Within the course of a few days, a series of articles appeared on the Web that addressed the issue of replicating scientific findings. Most of the articles dealt with psychological investigations, but not exclusively. For example, the journal Science withdrew a political science study because of concerns about faked data.

And in a short note in The Lancet (4/23/15) Richard Horton claims that much of science is untrue. He puts it this way:

“The case against science is straightforward: much of the scientific literature, perhaps half, may simply be untrue. Afflicted with studies with small sample sizes, tiny effects, invalid exploratory analysis, and flagrant conflicts of interest, together with an obsession for pursuing fashionable trends of dubious importance, science has taken a turn toward darkness.

Later Horton levels a broadside against tests of statistical significance. “Our love of “significance” pollutes the literature with many a statistical fairly tale.”

Questionable research findings that are eventually retracted are more prevalent than you might imagine. Bourree Lam reports (Atlantic September 2015) a study by Ivan Oransky and Adam Marcus of 2,047 retractions in the Proceedings of the National Academy of Sciences. They found that only 21.3 percent stemmed from error, while 67.4 percent resulted from “misconduct” that included fabrication, faked data and interpretive bias.

Benedict Carey reports in the Times (8/27/15) a major study by Brian Nosek and his team of researchers at the Center for Open Science. Carey writes:

… a painstaking years-long effort to reproduce 100 studies published in three leading psychology journals has found that more than half of the findings did not hold up when retested.

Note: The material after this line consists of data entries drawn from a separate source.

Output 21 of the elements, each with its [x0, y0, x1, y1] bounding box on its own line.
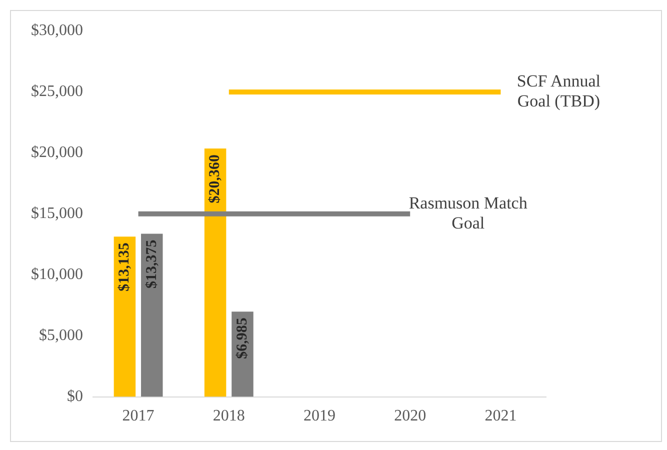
- y-tick-label: $0: [67, 388, 83, 406]
- x-tick-label: 2018: [212, 408, 245, 425]
- y-tick-label: $15,000: [31, 205, 83, 222]
- x-tick-label: 2020: [394, 408, 426, 425]
- bar: [204, 148, 226, 397]
- y-tick-label: $20,000: [31, 144, 83, 162]
- x-tick-label: 2017: [122, 408, 154, 425]
- data-label: $6,985: [234, 318, 250, 359]
- y-tick-label: $30,000: [31, 22, 83, 40]
- x-tick-label: 2021: [484, 408, 517, 425]
- x-tick-label: 2019: [304, 408, 336, 425]
- y-tick-label: $10,000: [31, 266, 83, 284]
- bar: [114, 236, 136, 397]
- series-label: Rasmuson Match Goal: [408, 193, 528, 232]
- series-label: SCF Annual Goal (TBD): [516, 71, 601, 110]
- data-label: $20,360: [207, 154, 224, 204]
- y-tick-label: $25,000: [31, 83, 83, 100]
- y-tick-label: $5,000: [39, 327, 83, 344]
- bar: [141, 234, 163, 397]
- data-label: $13,375: [144, 240, 160, 288]
- data-label: $13,135: [116, 242, 133, 292]
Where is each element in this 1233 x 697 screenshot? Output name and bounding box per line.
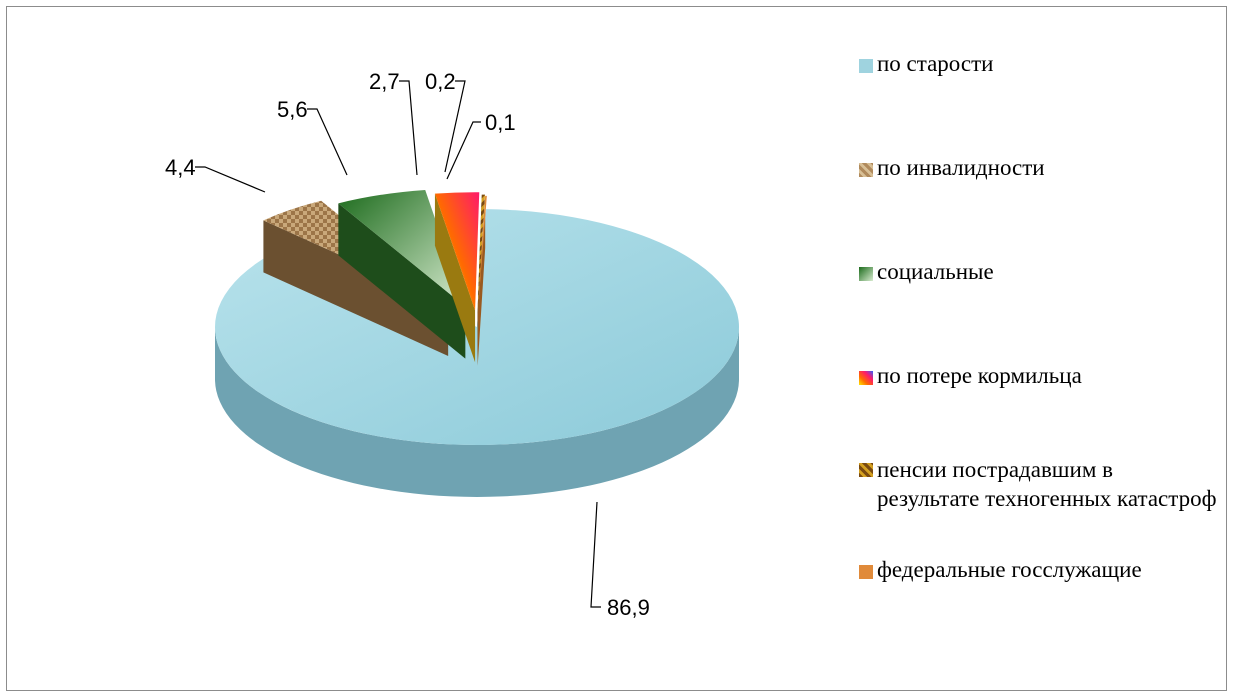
pie-wall-disability <box>263 220 449 356</box>
legend-swatch-disability <box>859 163 873 177</box>
legend-swatch-social <box>859 267 873 281</box>
legend-label-federal: федеральные госслужащие <box>877 557 1142 582</box>
data-label-survivor: 2,7 <box>369 69 400 94</box>
pie-slices <box>215 189 739 497</box>
data-labels: 86,9 4,4 5,6 2,7 0,2 0,1 <box>165 69 650 620</box>
leader-line-old-age <box>590 501 601 608</box>
pie-slice-social <box>338 189 466 359</box>
data-label-federal: 0,1 <box>485 110 516 135</box>
pie-top-survivor <box>434 192 480 311</box>
legend-item-social: социальные <box>859 259 994 285</box>
legend-label-disability: по инвалидности <box>877 155 1045 180</box>
legend-item-disability: по инвалидности <box>859 155 1045 181</box>
leader-line-federal <box>446 121 481 180</box>
leader-line-social <box>307 108 348 176</box>
leader-line-disability <box>195 166 266 193</box>
data-label-old-age: 86,9 <box>607 595 650 620</box>
pie-top-technogenic <box>477 194 486 313</box>
pie-wall-social <box>338 203 466 359</box>
legend-swatch-old-age <box>859 59 873 73</box>
leader-line-survivor <box>399 80 418 176</box>
pie-wall-survivor <box>434 193 476 363</box>
pie-top-federal <box>477 195 487 314</box>
legend-item-federal: федеральные госслужащие <box>859 557 1142 583</box>
legend-label-survivor: по потере кормильца <box>877 363 1082 388</box>
pie-slice-survivor <box>434 192 480 363</box>
legend-label-old-age: по старости <box>877 51 994 76</box>
legend-item-technogenic: пенсии пострадавшим в результате техноге… <box>859 455 1219 513</box>
legend-swatch-survivor <box>859 371 873 385</box>
legend-label-social: социальные <box>877 259 994 284</box>
legend-item-survivor: по потере кормильца <box>859 363 1082 389</box>
legend-label-technogenic: пенсии пострадавшим в результате техноге… <box>877 457 1217 511</box>
data-label-disability: 4,4 <box>165 155 196 180</box>
legend-swatch-federal <box>859 565 873 579</box>
leader-line-technogenic <box>444 80 466 173</box>
data-label-social: 5,6 <box>277 97 308 122</box>
pie-side-old-age <box>215 327 739 497</box>
legend-swatch-technogenic <box>859 463 873 477</box>
chart-frame: 86,9 4,4 5,6 2,7 0,2 0,1 по старости по инвал… <box>6 6 1227 691</box>
legend-item-old-age: по старости <box>859 51 993 77</box>
pie-chart: 86,9 4,4 5,6 2,7 0,2 0,1 <box>165 69 739 620</box>
data-label-technogenic: 0,2 <box>425 69 456 94</box>
pie-top-social <box>338 189 466 307</box>
pie-slice-federal <box>477 195 487 366</box>
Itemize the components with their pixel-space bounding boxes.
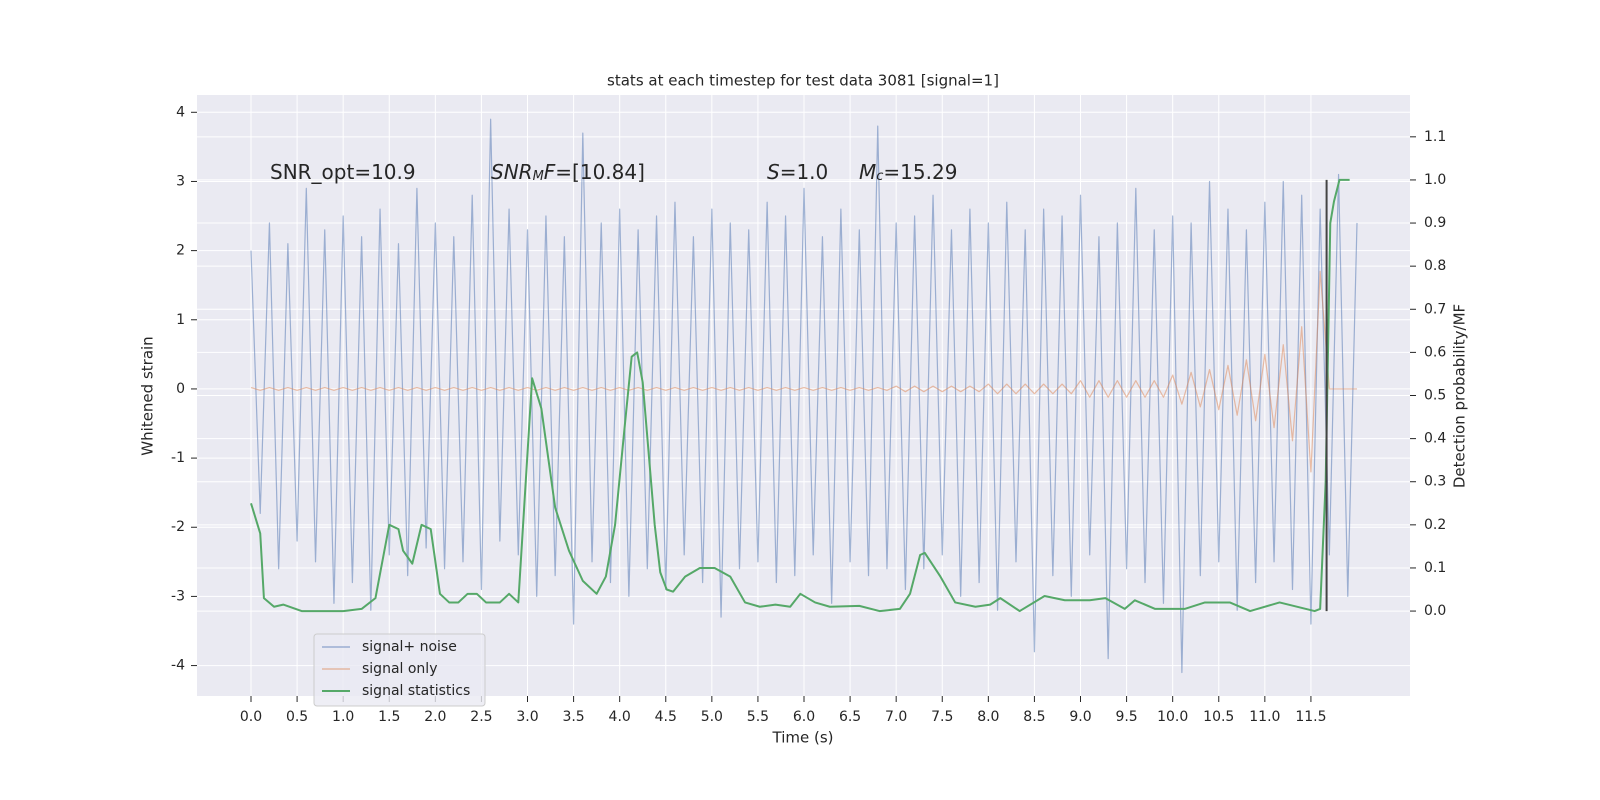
y-tick-label: -1 bbox=[171, 450, 185, 466]
annotation: Mc=15.29 bbox=[859, 160, 957, 184]
x-tick-label: 8.5 bbox=[1023, 709, 1045, 725]
annotation-part: M bbox=[533, 169, 544, 184]
y2-axis-label: Detection probability/MF bbox=[1451, 304, 1469, 488]
y2-tick-label: 0.6 bbox=[1424, 344, 1446, 360]
annotation-part: SNR_opt=10.9 bbox=[270, 160, 416, 184]
x-tick-label: 5.5 bbox=[747, 709, 769, 725]
annotation-part: c bbox=[876, 169, 883, 184]
x-tick-label: 11.5 bbox=[1295, 709, 1326, 725]
x-tick-label: 6.0 bbox=[793, 709, 815, 725]
annotation: S=1.0 bbox=[767, 160, 828, 184]
y2-tick-label: 0.5 bbox=[1424, 388, 1446, 404]
legend-box bbox=[313, 633, 486, 707]
x-tick-label: 0.0 bbox=[240, 709, 262, 725]
x-tick-label: 1.5 bbox=[378, 709, 400, 725]
x-tick-label: 0.5 bbox=[286, 709, 308, 725]
legend: signal+ noise signal only signal statistic… bbox=[313, 633, 486, 707]
y2-tick-label: 0.7 bbox=[1424, 301, 1446, 317]
legend-label: signal+ noise bbox=[362, 639, 457, 655]
y-tick-label: 4 bbox=[176, 104, 185, 120]
x-tick-label: 2.5 bbox=[470, 709, 492, 725]
y-tick-label: 3 bbox=[176, 173, 185, 189]
annotation-part: =1.0 bbox=[780, 160, 829, 184]
annotation-part: S bbox=[767, 160, 780, 184]
y2-tick-label: 1.0 bbox=[1424, 172, 1446, 188]
y-tick-label: -3 bbox=[171, 588, 185, 604]
series-line bbox=[250, 118, 1358, 674]
x-tick-label: 9.5 bbox=[1115, 709, 1137, 725]
y2-tick-label: 0.3 bbox=[1424, 474, 1446, 490]
legend-label: signal only bbox=[362, 661, 437, 677]
x-tick-label: 3.5 bbox=[562, 709, 584, 725]
y2-tick-label: 0.9 bbox=[1424, 215, 1446, 231]
marks bbox=[250, 118, 1358, 674]
x-tick-label: 10.5 bbox=[1203, 709, 1234, 725]
x-tick-label: 1.0 bbox=[332, 709, 354, 725]
y-tick-label: 0 bbox=[176, 381, 185, 397]
y2-tick-label: 0.4 bbox=[1424, 431, 1446, 447]
y2-tick-label: 1.1 bbox=[1424, 129, 1446, 145]
x-tick-label: 4.5 bbox=[655, 709, 677, 725]
x-tick-label: 7.5 bbox=[931, 709, 953, 725]
annotation-part: F bbox=[544, 160, 556, 184]
y-tick-label: -4 bbox=[171, 658, 185, 674]
annotation-part: =[10.84] bbox=[555, 160, 645, 184]
annotation-part: =15.29 bbox=[883, 160, 957, 184]
series-line bbox=[250, 178, 1350, 613]
y-axis-label: Whitened strain bbox=[139, 336, 157, 455]
x-tick-label: 10.0 bbox=[1157, 709, 1188, 725]
y2-tick-label: 0.1 bbox=[1424, 560, 1446, 576]
y-tick-label: 2 bbox=[176, 243, 185, 259]
y2-tick-label: 0.8 bbox=[1424, 258, 1446, 274]
y-tick-label: 1 bbox=[176, 312, 185, 328]
y2-tick-label: 0.0 bbox=[1424, 603, 1446, 619]
x-tick-label: 5.0 bbox=[701, 709, 723, 725]
x-tick-label: 3.0 bbox=[516, 709, 538, 725]
x-tick-label: 4.0 bbox=[609, 709, 631, 725]
x-tick-label: 8.0 bbox=[977, 709, 999, 725]
annotation-part: M bbox=[859, 160, 876, 184]
chart-title: stats at each timestep for test data 308… bbox=[607, 72, 999, 90]
x-axis-label: Time (s) bbox=[772, 729, 834, 747]
y2-tick-label: 0.2 bbox=[1424, 517, 1446, 533]
x-tick-label: 2.0 bbox=[424, 709, 446, 725]
legend-label: signal statistics bbox=[362, 683, 470, 699]
annotation: SNR_opt=10.9 bbox=[270, 160, 416, 184]
series-line bbox=[250, 270, 1357, 473]
x-tick-label: 9.0 bbox=[1069, 709, 1091, 725]
y-tick-label: -2 bbox=[171, 519, 185, 535]
x-tick-label: 7.0 bbox=[885, 709, 907, 725]
x-tick-label: 6.5 bbox=[839, 709, 861, 725]
x-tick-label: 11.0 bbox=[1249, 709, 1280, 725]
annotation: SNRMF=[10.84] bbox=[491, 160, 645, 184]
annotation-part: SNR bbox=[491, 160, 533, 184]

The importance of replicating scientific research cannot be over emphasized. To confirm a finding strengthens our confidence in it. Yet journals are reluctant to publish replication studies, thus investigators have little if any desire to conduct them. As a result, the problem is simply ignored, until someone like Nosek realizes its importance.

He commented about his findings, “We see this is a call to action, both to the research community to do more replication, and to funders and journals to address the dysfunctional incentives.”

The same seems to be true for medical and biological research. In Don’t Swallow Your Gum, a book about medical myths, Aaron Carroll and Rachel Vreeman note that much of what a doctor diagnoses and prescribes for a particular ailment has not been proven. And by that they mean on the basis of a randomized, controlled experiment, ideally one that has been replicated. But these studies require a great of time and money and so are rarely conducted.

Several other factors are at work. Proper control conditions may have been omitted from the original experiments, the samples may not have been randomly selected or consist of a highly uniform, unrepresentative group of individuals, usually college sophomores.

Or the results may have occurred because of experimenter biases that led to evidence supporting their hypothesis. Few experimenters really design studies to disprove, rather than confirm their hypothesis. This is a point Karl Popper emphasized many years ago.

Then there is the publication biases characteristic of most scientific journals. Researchers who do not report positive outcomes cannot get their findings published. According to one study, ninety-seven percent of psychology studies proved their hypothesis. We know this can’t be the case.

As one investigator (Richard Palmer, a biologist) noted, “Once I realized that selective reporting is everywhere in science, I got quite depressed.”

These were some of the reasons I stopped doing research in psychology and instead, turned to literature where the emphasis is on the particularities of human experience, rather than its generalities.